Pursuant to new procedures adopted at the Trademark Office in Kuwait, the TMO began issuing separate certificates for renewal and recordal matters, which include changes of name or address, assignments, and mergers. Previously, the TMO requested the filing of the original trademark registration certificate for the endorsement of any recordal.

Oman: GCC Trademark Law Approved

Oman has officially adopted the Gulf Cooperation Council Trademark Law as of Monday July 31, 2017. The decision, which was promulgated by Royal Decree no. 33 of 2017, was published in the Official Gazette on July 30, 2017.

Qatar: Updated Classification of Services

The Trademark Office in Qatar began accepting applications in classes 43, 44 and 45 as of February 12, 2017. For a long time before the introduction of this new arrangement, the TMO followed the 7th Edition of the Nice Classification, which is limited to 42 classes only.

Qatar: New Industrial Designs Draft Law

Qatar approved the Industrial Designs Draft Law along with its Implementing Regulations on March 15, 2017. The draft is expected to repeal Law no. 9 on Trademarks, Trade Names, Geographical Indications, and Industrial Designs that was issued in 2002.

Saudi Arabia: Formation of IP Commission

Saudi Arabia approved the formation of the Intellectual Property Commission, which will be led by the Ministry of Commerce and Investment.

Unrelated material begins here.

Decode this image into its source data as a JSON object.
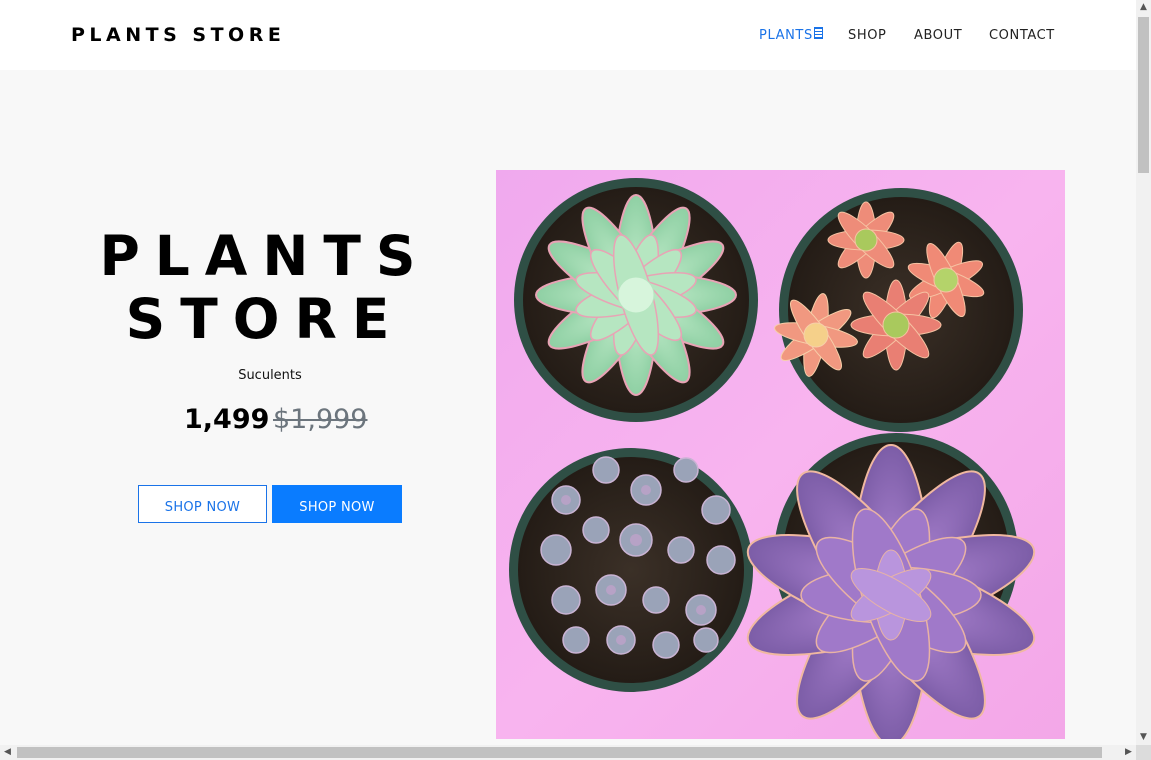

The Commission’s responsibilities will include, but are not limited to, (1) granting patents, (2) registering trademarks, (3) advising on IP policy, protection, and enforcement, (4) promoting stronger and more effective IP protection, and (5) providing training, education, and capacity building programs designed to foster respect for IP.

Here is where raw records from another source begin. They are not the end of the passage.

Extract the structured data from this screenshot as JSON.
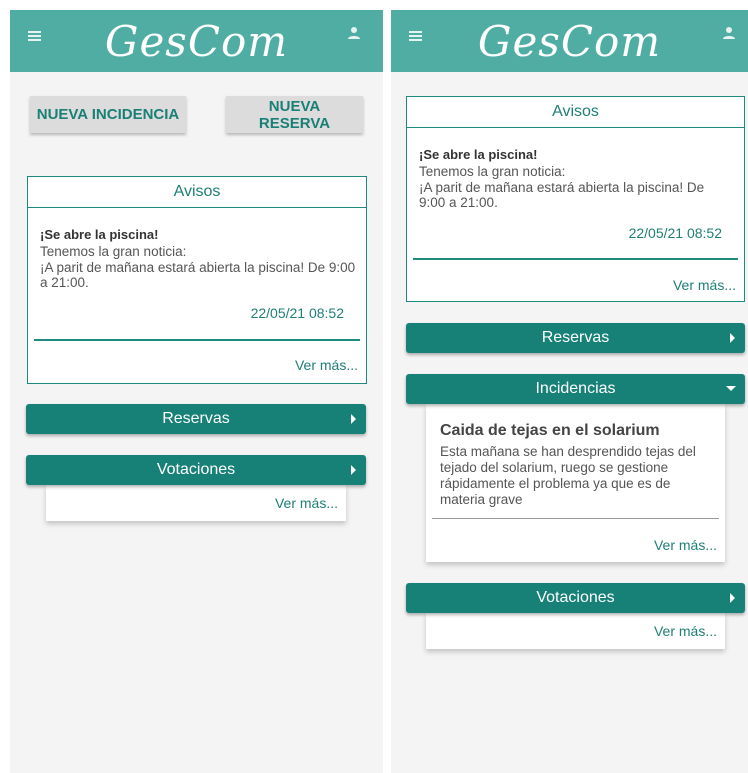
{
  "app": {
    "title": "GesCom"
  },
  "screen1": {
    "buttons": {
      "new_incident": "NUEVA INCIDENCIA",
      "new_reservation": "NUEVA RESERVA"
    },
    "notices": {
      "title": "Avisos",
      "item_title": "¡Se abre la piscina!",
      "item_line1": "Tenemos la gran noticia:",
      "item_line2": "¡A parit de mañana estará abierta la piscina! De 9:00 a 21:00.",
      "item_date": "22/05/21 08:52",
      "more": "Ver más..."
    },
    "reservations": {
      "label": "Reservas"
    },
    "votes": {
      "label": "Votaciones",
      "more": "Ver más..."
    }
  },
  "screen2": {
    "notices": {
      "title": "Avisos",
      "item_title": "¡Se abre la piscina!",
      "item_line1": "Tenemos la gran noticia:",
      "item_line2": "¡A parit de mañana estará abierta la piscina! De 9:00 a 21:00.",
      "item_date": "22/05/21 08:52",
      "more": "Ver más..."
    },
    "reservations": {
      "label": "Reservas"
    },
    "incidents": {
      "label": "Incidencias",
      "item_title": "Caida de tejas en el solarium",
      "item_body": "Esta mañana se han desprendido tejas del tejado del solarium, ruego se gestione rápidamente el problema ya que es de materia grave",
      "more": "Ver más..."
    },
    "votes": {
      "label": "Votaciones",
      "more": "Ver más..."
    }
  },
  "icons": {
    "menu": "menu-icon",
    "user": "user-icon",
    "expand": "caret-right-icon",
    "collapse": "caret-down-icon"
  },
  "colors": {
    "appbar": "#4fada3",
    "accent": "#178077",
    "text_accent": "#1e7f75",
    "background": "#f4f4f4"
  }
}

Saudi Arabia: Translation of Package Inserts into Arabic

Pharmaceutical companies are now required to provide the Arabic translation of the Summary of Product Characteristics and the Patient Information Leaflet for all drugs they produce. Seeing that the use of Arabic is not a matter of choice but is a statutory requirement governed by local regulations, it becomes advisable to register the transliteration of the trademark in Arabic.

Saudi Arabia: Substantial Procedural Changes

Opposition procedures are now administrative proceedings instead of being purely legal, making the process less expensive. The opposition period is 60 days from last publication date in the Official Gazette and requests for extending an opposition are not possible.

UAE: New Regulations for Cosmetics and Perfumes

New regulations set by the Gulf Cooperation Council Standardization Organization have made it mandatory to feature, among other information, the name of cosmetic and personal care products in Arabic on the packaging of products sold in the United Arab Emirates.

Nice Classification: 11th Edition

The latest edition of the Nice Classification, the 11th Edition, entered into force on January 1, 2017. Amendments cover 15 class headings and explanatory notes for seven classes, and the list of goods and services was extended by 334 terms. Countries in the Middle East and North Africa region that have already adopted the 11th Edition are Algeria, Cyprus, Jordan, Lebanon, and Tunisia.